Na pokładzie „Wendy” nie było jednego pomieszczenia, w którym wszyscy mogliby się pomieścić. Beekman uciekł się więc do kompromisu, zapraszając kilka najważniejszych osób do sali konferencyjnej. Kiedy już się tam zebrali, poprosił technika o połączenie ich z resztą statku.

Rozpoczął spotkanie od podziękowania im za przybycie.

— Panie i panowie — mówił dalej. — Wszyscy jesteśmy świadomi sytuacji na powierzchni. Jeśli będziemy mieli szczęście, nie będziemy musieli podejmować działań alternatywnych. Ale jeśli nie, taka potrzeba się pojawi, bo pięć osób może zginąć.

— Zaproszono nas do wzięcia udziału w tym locie, bo ktoś uznał, że jesteśmy twórczy. Mamy teraz szansę udowodnić, że to prawda. Mówiłem kapitanowi, że jeśli plan odzyskania i zainstalowania kondensatorów się nie powiedzie, nie mamy żadnej alternatywnej metody ocalenia tych ludzi. Chciałbym, żeby państwo mi udowodnili, że się mylę.

— Nie muszę państwu mówić, że mamy mało czasu. I chyba nie muszę także informować, że sam nie dostrzegam żadnych możliwości. Dlatego właśnie jesteście nam potrzebni. Naciągnijcie coś, co jest możliwe. Wymyślcie jakiś plan. Znajdźcie rozwiązanie.

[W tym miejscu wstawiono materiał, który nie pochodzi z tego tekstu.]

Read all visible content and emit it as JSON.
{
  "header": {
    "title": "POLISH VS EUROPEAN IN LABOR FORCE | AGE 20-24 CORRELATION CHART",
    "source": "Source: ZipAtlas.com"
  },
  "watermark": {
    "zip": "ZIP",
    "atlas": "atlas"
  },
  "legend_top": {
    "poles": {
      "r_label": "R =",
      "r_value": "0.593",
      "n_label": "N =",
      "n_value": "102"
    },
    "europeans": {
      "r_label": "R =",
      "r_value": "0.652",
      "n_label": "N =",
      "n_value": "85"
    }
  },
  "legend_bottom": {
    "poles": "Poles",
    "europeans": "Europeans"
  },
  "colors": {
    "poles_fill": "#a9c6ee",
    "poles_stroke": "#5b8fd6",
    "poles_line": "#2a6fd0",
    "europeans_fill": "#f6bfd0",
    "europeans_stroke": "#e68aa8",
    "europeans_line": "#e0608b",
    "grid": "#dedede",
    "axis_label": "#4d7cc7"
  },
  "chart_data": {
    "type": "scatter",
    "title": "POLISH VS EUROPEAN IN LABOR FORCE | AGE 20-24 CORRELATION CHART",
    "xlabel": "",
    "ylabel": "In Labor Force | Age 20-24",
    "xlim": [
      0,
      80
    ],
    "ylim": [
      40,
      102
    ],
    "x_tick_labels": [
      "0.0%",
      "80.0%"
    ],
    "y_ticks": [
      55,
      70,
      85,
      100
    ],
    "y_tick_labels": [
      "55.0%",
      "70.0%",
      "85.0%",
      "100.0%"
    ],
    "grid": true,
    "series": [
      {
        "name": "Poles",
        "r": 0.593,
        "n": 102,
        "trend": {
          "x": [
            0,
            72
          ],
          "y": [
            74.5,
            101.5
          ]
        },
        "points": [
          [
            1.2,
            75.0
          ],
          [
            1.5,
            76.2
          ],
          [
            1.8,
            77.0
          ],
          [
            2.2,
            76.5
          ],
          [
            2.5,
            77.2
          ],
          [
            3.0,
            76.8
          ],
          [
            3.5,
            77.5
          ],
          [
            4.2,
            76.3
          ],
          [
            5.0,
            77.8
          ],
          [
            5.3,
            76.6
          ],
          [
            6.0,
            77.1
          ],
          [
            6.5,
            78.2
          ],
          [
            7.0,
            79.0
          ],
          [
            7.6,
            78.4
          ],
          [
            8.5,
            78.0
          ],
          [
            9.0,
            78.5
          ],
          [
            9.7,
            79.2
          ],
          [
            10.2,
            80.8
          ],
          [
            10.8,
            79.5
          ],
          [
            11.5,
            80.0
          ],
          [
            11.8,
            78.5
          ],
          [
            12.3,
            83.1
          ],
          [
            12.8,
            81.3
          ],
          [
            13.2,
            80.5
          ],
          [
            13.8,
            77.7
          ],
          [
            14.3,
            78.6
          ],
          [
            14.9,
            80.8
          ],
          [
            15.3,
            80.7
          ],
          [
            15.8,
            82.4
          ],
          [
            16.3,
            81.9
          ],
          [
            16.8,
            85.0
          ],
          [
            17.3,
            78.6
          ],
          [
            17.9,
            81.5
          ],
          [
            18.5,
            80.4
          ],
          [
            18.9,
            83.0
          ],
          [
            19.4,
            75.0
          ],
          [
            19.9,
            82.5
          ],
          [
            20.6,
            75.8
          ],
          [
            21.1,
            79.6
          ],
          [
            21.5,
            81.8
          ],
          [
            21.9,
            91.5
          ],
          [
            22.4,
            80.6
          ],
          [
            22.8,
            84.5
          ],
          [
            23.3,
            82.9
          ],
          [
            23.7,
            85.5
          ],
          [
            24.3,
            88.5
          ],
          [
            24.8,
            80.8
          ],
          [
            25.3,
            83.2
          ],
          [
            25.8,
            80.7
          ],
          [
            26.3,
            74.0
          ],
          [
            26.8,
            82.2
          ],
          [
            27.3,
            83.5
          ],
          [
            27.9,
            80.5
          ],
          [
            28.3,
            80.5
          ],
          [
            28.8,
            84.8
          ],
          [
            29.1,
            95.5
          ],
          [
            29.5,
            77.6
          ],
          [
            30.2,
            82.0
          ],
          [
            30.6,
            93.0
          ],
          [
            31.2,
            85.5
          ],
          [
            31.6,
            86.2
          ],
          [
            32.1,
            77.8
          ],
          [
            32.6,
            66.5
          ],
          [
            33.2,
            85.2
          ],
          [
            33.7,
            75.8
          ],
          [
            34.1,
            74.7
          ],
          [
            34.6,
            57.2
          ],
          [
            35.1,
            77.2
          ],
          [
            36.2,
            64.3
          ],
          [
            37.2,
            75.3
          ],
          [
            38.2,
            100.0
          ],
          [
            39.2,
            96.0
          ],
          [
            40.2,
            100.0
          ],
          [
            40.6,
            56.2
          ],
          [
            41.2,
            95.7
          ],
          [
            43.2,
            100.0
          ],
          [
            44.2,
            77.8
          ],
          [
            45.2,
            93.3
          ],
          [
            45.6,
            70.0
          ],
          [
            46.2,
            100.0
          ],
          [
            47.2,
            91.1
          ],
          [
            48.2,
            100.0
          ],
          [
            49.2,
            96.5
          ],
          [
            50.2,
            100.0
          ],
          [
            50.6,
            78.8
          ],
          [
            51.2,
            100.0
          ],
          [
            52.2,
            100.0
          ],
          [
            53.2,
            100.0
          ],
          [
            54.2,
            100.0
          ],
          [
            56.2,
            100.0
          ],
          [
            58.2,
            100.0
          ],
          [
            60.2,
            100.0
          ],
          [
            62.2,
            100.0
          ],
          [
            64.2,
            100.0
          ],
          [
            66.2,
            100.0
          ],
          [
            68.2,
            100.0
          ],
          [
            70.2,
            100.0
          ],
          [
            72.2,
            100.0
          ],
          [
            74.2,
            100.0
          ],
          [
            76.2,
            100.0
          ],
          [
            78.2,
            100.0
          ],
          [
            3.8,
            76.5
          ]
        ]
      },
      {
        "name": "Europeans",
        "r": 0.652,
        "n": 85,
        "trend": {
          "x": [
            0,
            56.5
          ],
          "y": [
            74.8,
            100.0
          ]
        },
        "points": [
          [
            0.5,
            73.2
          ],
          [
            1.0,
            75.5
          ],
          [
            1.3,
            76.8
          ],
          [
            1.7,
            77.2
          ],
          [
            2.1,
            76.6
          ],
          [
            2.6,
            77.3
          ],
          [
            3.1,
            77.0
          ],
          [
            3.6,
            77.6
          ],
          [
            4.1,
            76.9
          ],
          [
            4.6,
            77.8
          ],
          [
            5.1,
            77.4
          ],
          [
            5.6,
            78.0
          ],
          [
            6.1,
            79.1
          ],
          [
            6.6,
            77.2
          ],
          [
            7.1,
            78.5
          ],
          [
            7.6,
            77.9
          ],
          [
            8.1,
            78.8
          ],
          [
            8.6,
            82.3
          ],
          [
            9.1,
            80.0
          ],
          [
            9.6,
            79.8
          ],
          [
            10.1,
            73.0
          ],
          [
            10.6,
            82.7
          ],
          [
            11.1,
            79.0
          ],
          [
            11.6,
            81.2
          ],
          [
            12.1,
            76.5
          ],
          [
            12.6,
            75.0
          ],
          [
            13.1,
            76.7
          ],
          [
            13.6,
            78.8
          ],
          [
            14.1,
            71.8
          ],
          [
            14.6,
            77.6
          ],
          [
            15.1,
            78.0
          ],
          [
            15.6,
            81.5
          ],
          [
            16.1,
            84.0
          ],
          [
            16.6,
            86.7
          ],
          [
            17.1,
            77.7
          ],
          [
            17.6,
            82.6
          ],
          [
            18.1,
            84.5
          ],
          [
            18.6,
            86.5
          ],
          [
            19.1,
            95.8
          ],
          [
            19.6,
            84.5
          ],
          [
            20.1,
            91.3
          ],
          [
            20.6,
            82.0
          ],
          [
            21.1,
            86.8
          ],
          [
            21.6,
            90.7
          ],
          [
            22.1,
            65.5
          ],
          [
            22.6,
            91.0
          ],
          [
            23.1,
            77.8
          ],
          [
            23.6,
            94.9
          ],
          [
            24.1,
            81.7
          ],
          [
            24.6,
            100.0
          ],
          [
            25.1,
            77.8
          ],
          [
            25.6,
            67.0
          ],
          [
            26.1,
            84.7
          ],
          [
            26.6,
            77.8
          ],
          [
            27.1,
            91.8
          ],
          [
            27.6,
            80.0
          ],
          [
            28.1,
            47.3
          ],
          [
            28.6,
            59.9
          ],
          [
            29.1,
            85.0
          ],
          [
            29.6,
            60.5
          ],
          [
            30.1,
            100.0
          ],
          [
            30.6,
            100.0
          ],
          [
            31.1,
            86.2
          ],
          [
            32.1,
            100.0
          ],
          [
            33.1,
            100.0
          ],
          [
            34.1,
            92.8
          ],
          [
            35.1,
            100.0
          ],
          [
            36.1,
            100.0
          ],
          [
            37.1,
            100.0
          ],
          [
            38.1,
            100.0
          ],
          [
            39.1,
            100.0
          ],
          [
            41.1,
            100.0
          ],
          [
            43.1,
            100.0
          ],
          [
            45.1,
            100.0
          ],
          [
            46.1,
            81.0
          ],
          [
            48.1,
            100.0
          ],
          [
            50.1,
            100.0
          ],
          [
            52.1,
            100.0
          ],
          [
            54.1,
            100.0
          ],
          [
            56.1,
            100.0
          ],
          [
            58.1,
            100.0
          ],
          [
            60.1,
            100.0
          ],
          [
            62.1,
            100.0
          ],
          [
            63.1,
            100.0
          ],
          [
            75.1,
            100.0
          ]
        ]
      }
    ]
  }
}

— Nie chcę, żebyście marnowali czas, siedząc tu. Ale będę czekał. Dajcie znać, jak będziecie coś mieli.

Wciągnęli tratwę na brzeg, wyszli z wody i padli na ziemię. Kellie przyniosła apteczkę, a Nightingale zajął się opatrywaniem rannych. Przez pole nie przenikały żadne toksyny ani czynniki biologiczne, więc jedynym problemem była utrata krwi.

Mimo optymistycznego raportu złożonego dla „Wendy”, tylko Nightingale nie został ranny w ataku.

Na szczęście rany były powierzchowne, ale Kellie i MacAllister stracili zbyt dużo krwi, żeby mogli iść dalej.

Napastnicy dwukrotnie ukąsili Kellie w prawą nogę, Hutch w ramię, MacAllistera w szyję. Rana wyglądała na bolesną, ale MacAllister tylko skrzywił się i zrobił to co zwykle, czyli wygłosił jakąś kąśliwą uwagę na temat przodków ważek. Chiang miał ukąszenia na brzuchu i na ramieniu.